18 de nov. de 2010

EMPATIA CONQUISTA CONFIANÇA?



Oliver Sacks embarcou numa carreira em neurologia porque, segundo ele, “o cérebro a um só tempo nos molda e é moldado por nós — é o que somos”. Há décadas, Sacks vem tratando gente com transtornos devastadores, como a incapacidade de formar novas memórias. Publicou vários livros com relatos minuciosos, cheios de empatia, incluindo Tempo de Despertar (que virou filme, com Robin Williams no papel central) e O Homem que Confundiu sua Mulher com um Chapéu. O último, The Mind’s Eye, gira em torno de problemas de visão de pacientes — e dele próprio.



Nosso cérebro é programado para certas ocupações?

Sacks: Em famílias de músicos e, às vezes, de matemáticos, creio que o componente genético é muito forte. A família Bach era tão famosa pela musicalidade que músicos na Alemanha antigamente eram chamados de Bachs. Certas mentes têm uma inclinação analítica desde cedo, o que pode levar a pessoa à ciência. Mas a influência da família é importante. Nove tios do lado da minha mãe eram químicos ou físicos. Meus pais eram médicos — e segui o caminho deles.


Na sua carreira, houve algum momento decisivo?

Sacks: Minha vinda para os Estados Unidos, com 27 anos. Achava a sociedade britânica rígida e hierárquica e imaginava que os EUA seriam mais abertos — social, cultural e moralmente. E achava que provavelmente teria uma vida incomum, que poderia achar um hospitalzinho em algum lugar e me esconder ali e fazer o que gostava. Foi o que fiz — e continuo fazendo.

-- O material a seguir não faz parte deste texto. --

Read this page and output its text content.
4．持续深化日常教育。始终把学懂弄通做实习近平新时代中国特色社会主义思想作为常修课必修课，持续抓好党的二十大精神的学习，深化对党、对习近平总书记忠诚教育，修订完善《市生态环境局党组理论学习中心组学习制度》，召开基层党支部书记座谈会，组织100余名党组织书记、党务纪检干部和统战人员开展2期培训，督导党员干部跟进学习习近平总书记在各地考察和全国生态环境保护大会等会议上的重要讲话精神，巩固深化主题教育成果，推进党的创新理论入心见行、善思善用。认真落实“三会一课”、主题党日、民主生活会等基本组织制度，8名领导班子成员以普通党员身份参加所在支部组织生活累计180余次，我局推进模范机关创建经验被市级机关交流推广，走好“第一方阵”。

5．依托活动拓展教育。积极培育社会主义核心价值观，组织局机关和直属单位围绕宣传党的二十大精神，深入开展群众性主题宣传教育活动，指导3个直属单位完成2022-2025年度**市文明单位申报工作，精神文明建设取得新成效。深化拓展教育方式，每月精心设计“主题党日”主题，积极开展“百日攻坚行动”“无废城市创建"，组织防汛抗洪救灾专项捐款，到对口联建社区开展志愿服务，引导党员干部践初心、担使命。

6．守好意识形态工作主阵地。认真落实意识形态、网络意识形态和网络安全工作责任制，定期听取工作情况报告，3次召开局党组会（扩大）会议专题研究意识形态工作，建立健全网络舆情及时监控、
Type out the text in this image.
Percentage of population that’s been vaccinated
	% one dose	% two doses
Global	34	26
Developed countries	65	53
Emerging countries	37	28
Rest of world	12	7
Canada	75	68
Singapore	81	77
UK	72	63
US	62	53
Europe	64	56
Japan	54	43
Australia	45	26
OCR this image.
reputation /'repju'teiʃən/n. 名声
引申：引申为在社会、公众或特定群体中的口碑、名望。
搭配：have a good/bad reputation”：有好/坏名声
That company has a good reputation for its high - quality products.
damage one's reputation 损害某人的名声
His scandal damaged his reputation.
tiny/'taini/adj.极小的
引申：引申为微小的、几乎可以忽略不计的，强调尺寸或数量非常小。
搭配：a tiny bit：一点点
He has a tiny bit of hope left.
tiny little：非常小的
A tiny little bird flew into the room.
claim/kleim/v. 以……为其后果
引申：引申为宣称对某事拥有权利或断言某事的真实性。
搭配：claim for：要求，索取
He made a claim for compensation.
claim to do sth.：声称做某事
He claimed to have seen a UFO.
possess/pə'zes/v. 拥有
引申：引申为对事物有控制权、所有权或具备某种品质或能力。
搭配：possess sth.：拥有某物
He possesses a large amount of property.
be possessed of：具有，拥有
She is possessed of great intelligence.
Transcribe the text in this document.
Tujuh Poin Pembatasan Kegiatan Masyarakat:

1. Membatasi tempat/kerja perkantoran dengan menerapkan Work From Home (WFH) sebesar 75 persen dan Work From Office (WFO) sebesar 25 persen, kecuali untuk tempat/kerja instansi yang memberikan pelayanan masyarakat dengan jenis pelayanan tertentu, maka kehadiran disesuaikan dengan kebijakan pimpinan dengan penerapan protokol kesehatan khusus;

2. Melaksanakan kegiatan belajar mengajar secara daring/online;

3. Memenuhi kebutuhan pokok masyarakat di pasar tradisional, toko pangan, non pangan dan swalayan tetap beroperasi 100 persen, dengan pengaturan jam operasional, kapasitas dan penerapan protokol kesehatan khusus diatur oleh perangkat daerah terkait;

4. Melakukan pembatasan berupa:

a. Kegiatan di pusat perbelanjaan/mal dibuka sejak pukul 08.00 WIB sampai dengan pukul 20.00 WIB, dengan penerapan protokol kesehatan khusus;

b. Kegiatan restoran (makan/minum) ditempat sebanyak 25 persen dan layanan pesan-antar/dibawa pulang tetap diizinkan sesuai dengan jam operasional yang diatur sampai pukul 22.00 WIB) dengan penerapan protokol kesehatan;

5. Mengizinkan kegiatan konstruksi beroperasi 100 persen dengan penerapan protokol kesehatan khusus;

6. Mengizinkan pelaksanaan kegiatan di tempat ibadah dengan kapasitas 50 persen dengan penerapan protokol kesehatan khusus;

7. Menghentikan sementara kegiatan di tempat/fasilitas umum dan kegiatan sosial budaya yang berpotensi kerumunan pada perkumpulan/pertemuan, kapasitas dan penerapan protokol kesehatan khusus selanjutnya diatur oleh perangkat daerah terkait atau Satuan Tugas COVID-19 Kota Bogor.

De que maneira conhecer um paciente e contar sua história aumenta seu conhecimento do cérebro humano?

Sacks: É algo que me permite entender muito melhor o que está ocorrendo com ele fisicamente. Narrar um caso é a saída mais detalhada para comunicar — mas também apreender — o que se passa com a pessoa. A Mente e a Memória, do grande psicólogo russo A.R. Luria, me influenciou muito. Por 30 anos, Luria seguiu um memorioso, um homem com uma memória e um poder de imaginação prodigiosos. Quando comecei a ler o livro, achei que era ficção. Só então percebi que era a narrativa de um caso científico, o mais rico que já lera. A narrativa talvez seja parte essencial da compreensão científica. Não sou um médico e um contador de histórias. Para mim, as duas coisas estão ligadas.

Por que alguém em situação tão vulnerável dá a você e a seus leitores acesso a coisas tão íntimas?

Sacks: Nunca penso em escrever sobre alguém antes de conhecer essa pessoa por um belo tempo. E não me satisfaço com o consentimento formal. Preciso estar convencido de que a pessoa acha que é algo salutar. Sempre mostro o que escrevo. Quer mudar algo? Omiti alguma coisa? Chega a ser quase uma empreitada colaborativa. Todos sabem que, se resolver escrever, meu tom será de simpatia e respeito. Não será uma exposição dolorosa.


O paciente o vê como terapeuta?

Sacks: Acho que todo médico devia ser visto como terapeuta. Um bom fisioterapeuta devia ter alguma ideia da psique do paciente. E um bom psicoterapeuta devia estar atento à forma como o paciente se move. Tenho de lidar com uma potencial duplicidade — que é a de ser o “investigador” em vez do “terapeuta”. Uma parte de mim quer saber mais e mais, e tenho de dizer a mim mesmo: “Vá com calma, não exagere”.


Sua batalha contra um câncer no olho mudou seu jeito de pensar e trabalhar?

Sacks: Lamento muito ter essa doença. Mas, já que a tenho, venho tentando fazer observações úteis. Ao escrever sobre o assunto, às vezes consigo uma espécie de distanciamento. A doença me domina — e estou “dominando” ela ao mesmo tempo. Também ficou mais fácil dialogar com quem tem câncer ou alguma outra doença, pois posso falar como um deles. A pessoa sabe que também sou um paciente. Somos todos pacientes.